VODACOM Tanzania Public Limited Company (VCT) has said they will continue to work with all stakeholders to ensure the sale of shares is completed successfully despite of attachment orders sought in a suit lodged by a businessman Moto Mabanga recently.
In a statement issued in Dar es Salaam
on Tuesday, the company’s Managing Director (MD), Ian Ferrao stated that
VCT Initial Public Offering (IPO) was still underway. “The management
of Vodacom Tanzania PLC will continue to work with all stakeholders in
order to ensure the transaction is completed successfully.
We believe that the Tanzania high court
will act swiftly to resolve this matter which is related to an ongoing
case,” he said. He clarified that Mabanga’s claim is principally against
Vodacom International Limited (VIL) and not VCT.
The case was originally initiated in the
Johannesburg High Court and eventually settled amicably following a
ruling of the Kinshasa/Gombe Commercial Court, Democratic Republic of
the Congo (“DRC”).
“Following this settlement, Mr Moto
Mabanga’s purported repudiation of the settlement agreement was
dismissed by the arbitral tribunal of the International Chamber of
Commerce (“ICC”) which not only found that the settlement agreement was
valid, but also directed (him) to pay damages,” he said.
Such damages, according to the MD, over
time have accumulated to an amount in excess of 7 million US dollars. He
stated that Namemco Energy PTY Limited is challenging the ICC ruling in
the Court of Appeals in Paris, France.
Mr Mabanga has filed an application
before the High Court’s Commercial Division, seeking orders for
attachment of 1,092,000,130 shares of Vodacom Tanzania Public Limited
Company to recover a debt amounting to over 40bn/- he is demanding.
The businessman is requesting the court
to grant a temporary injunction, restraining Vodacom Group Limited from
listing the shares held by Vodacom Tanzania Public Limited Company at
the Dar es Salaam Stock Exchange or enlisting or dealing with them in
whatever manner.
Mr Mabanga, acting as Receiver of
Namemco Energy PTY Limited, is further seeking for orders to appoint him
a receiver of the shares in question and order Vodacom Tanzania Public
Limited Company to pay all the dividends, meaning from the said shares
to him.
Pursuant to appointment thereof, the
applicant is requesting the court to order Vodacom Group Limited to hand
over the share certificates and any other document of title for the
shares to him, pending determination of his main suit to facilitate the
receivership.
In the main suit, the businessman is
seeking for judgment and decree for the court to open the veils of
incorporation of Vodacom Group Limited and Vodacom Congo DRC SPRL and
that the court should find that the two companies are practically one
and the same.
Mr Mabanga is further requesting the
court to order the execution of the judgment given by Kinshasa
Commercial Court by attachment and sale of the shares held by the
Vodacom Companies to realise a decretal amount of 20,080,000 US dollars.

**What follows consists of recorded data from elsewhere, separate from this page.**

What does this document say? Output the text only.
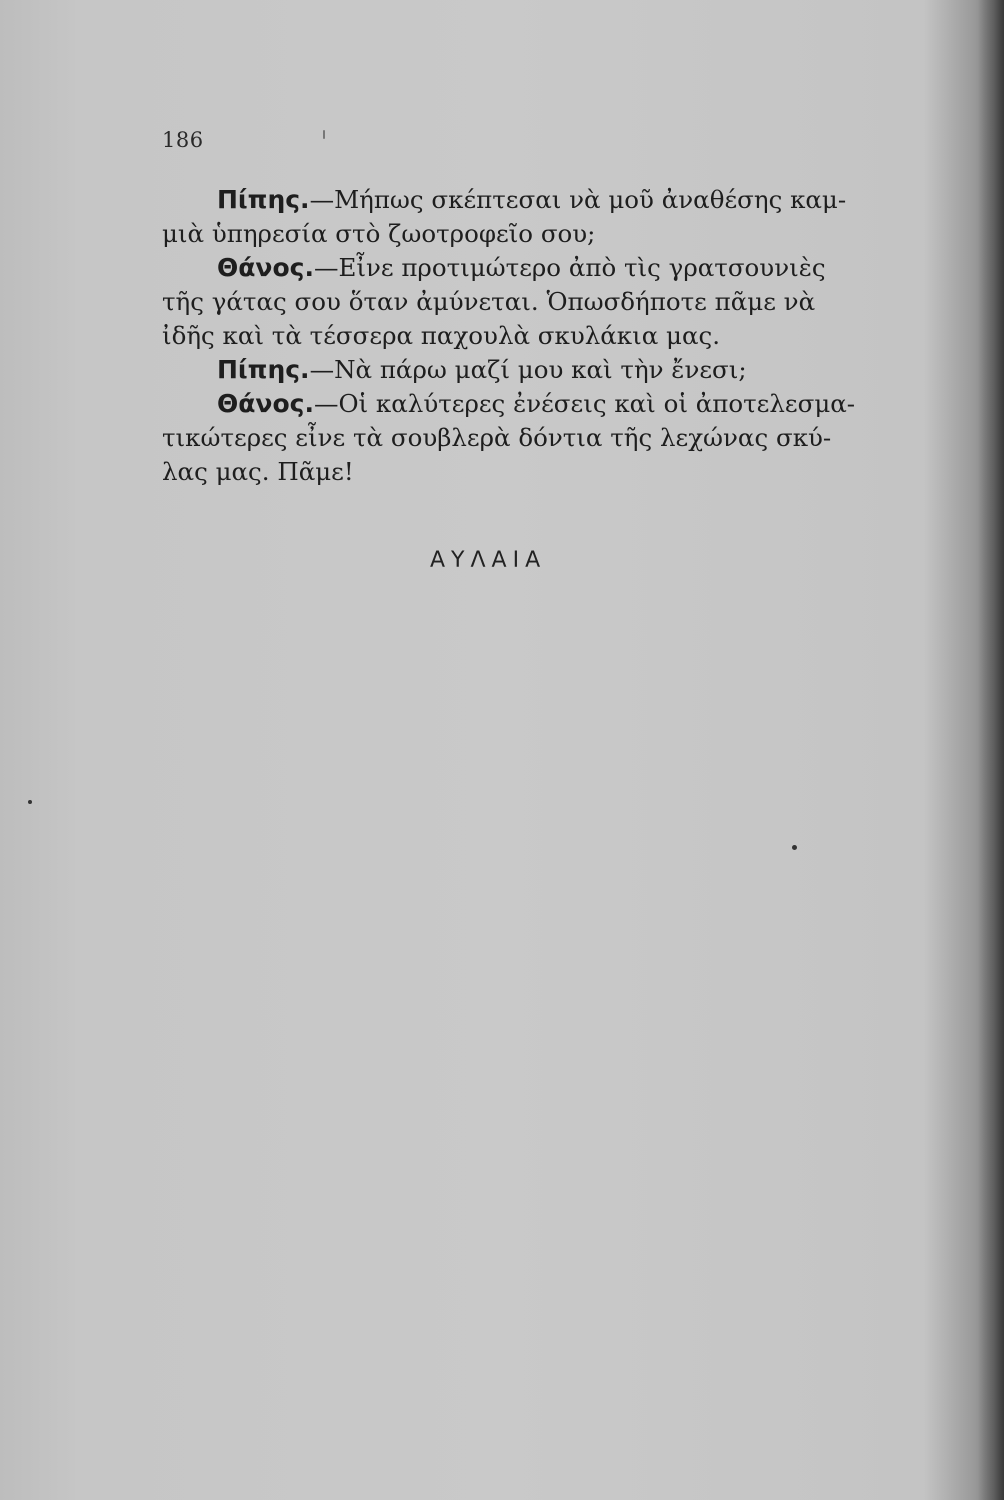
186
Πίπης.—Μήπως σκέπτεσαι νὰ μοῦ ἀναθέσης καμ-
μιὰ ὑπηρεσία στὸ ζωοτροφεῖο σου;
Θάνος.—Εἶνε προτιμώτερο ἀπὸ τὶς γρατσουνιὲς
τῆς γάτας σου ὅταν ἀμύνεται. Ὁπωσδήποτε πᾶμε νὰ
ἰδῆς καὶ τὰ τέσσερα παχουλὰ σκυλάκια μας.
Πίπης.—Νὰ πάρω μαζί μου καὶ τὴν ἔνεσι;
Θάνος.—Οἱ καλύτερες ἐνέσεις καὶ οἱ ἀποτελεσμα-
τικώτερες εἶνε τὰ σουβλερὰ δόντια τῆς λεχώνας σκύ-
λας μας. Πᾶμε!
ΑΥΛΑΙΑ
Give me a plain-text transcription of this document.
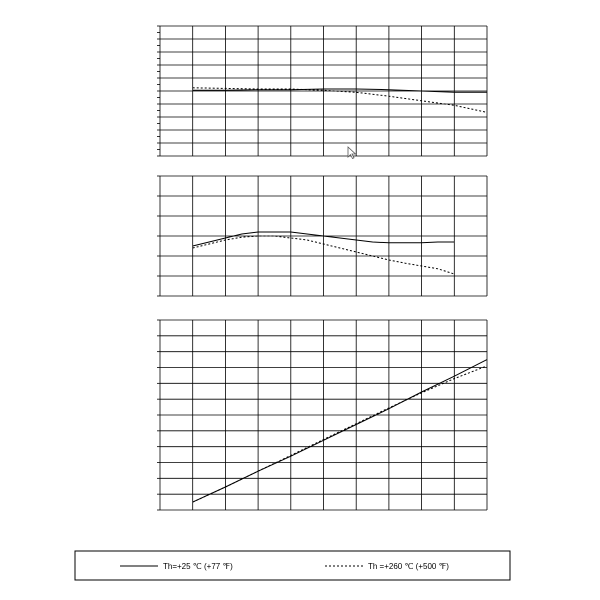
Th=+25 ℃ (+77 ℉)	Th =+260 ℃ (+500 ℉)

In his affidavit to support the
application, the businessman states that he has filed a suit to enforce
the judgment given by Kinshasa Commercial Court on January 24, 2012 and
confirmed on appeal on September 27, 2013. He accounts that Vodacom
Tanzania Public Limited Company has initiated the sale of its shares to
the public otherwise known as Initial Public Offer (IPO).
Pursuant thereto, Vodacom Group Limited
intends to offer for sale its shares by listing the same to the Dar es
Salaam Stock Exchange on April 19, this year.